Gene Activation and Repression
CRISPR that lacks nuclease activity (termed dCas9) can be used to target a specific sequence for activation or suppression. By eliminating the ability to cut DNA, the CRISPR/Cas9 system can be used to target genes without cleaving them. Cas9 lacking nuclease activity alone blocks transcription in bacterial cells; in mammalian cells additional proteins are incorporated. Transcription factors may also be coupled to Cas9, allowing for activation of target genes.
Altering the Genetic Sequence
A DNA repair template can be included in the CRISPR/Cas9 system which allows for this DNA sequence to be incorporated at the desired location. The repair template extends beyond the location of the cleaved section of DNA. Once the DNA break is introduced, the cell’s DNA repair machinery uses the template to repair the DNA, thereby permanently altering the sequence of the DNA.

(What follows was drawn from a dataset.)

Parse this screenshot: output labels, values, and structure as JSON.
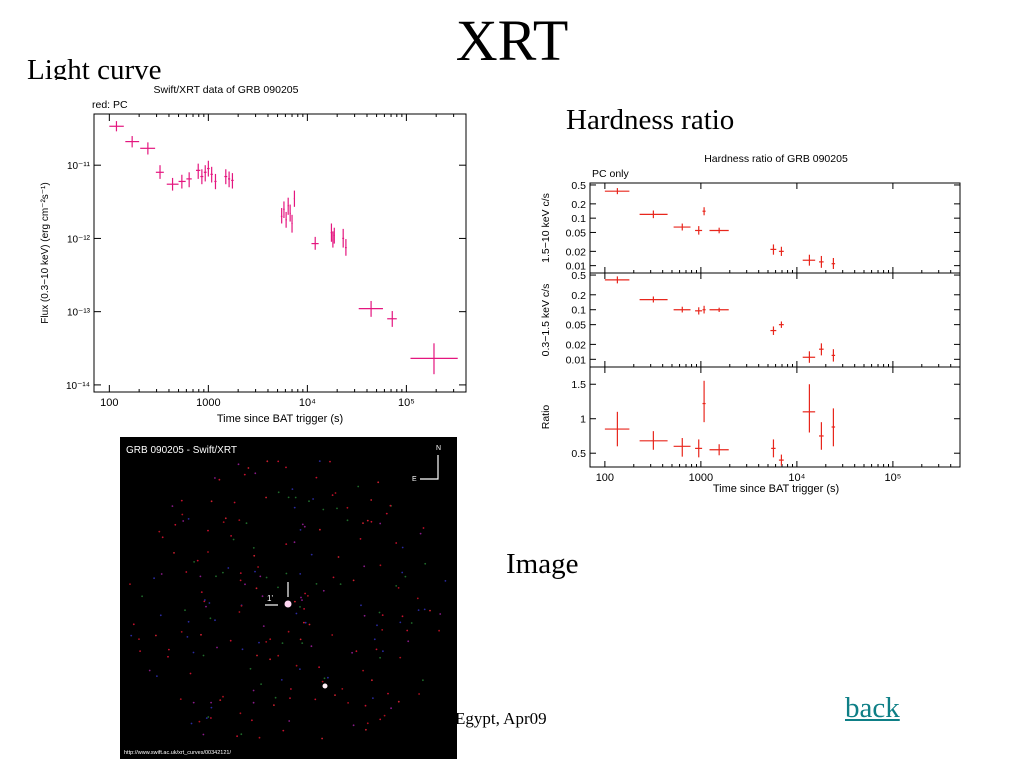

CRISPR technology can be used to make precise genetic alterations in diverse cell types and organisms, including mice, plants, fish, and human cells. CRISPR can be used to generate animal models of disease by knocking down or targeting a gene of interest. CRISPR can also be used to generate cell lines that contain disease-causing mutations and can be use to study the molecular mechanisms of the disease. CRISPRs also have promising therapeutics applications; they may be effective in targeting viruses such as herpesvirus and preventing their replication in humans, have been used to treat genetic disorders in animals, and have been approved for clinical trials in the treatment of cancer. Apart from biomedical applications, CRISPR can also be used to engineer biofuel-producing yeast strains as well as food crops.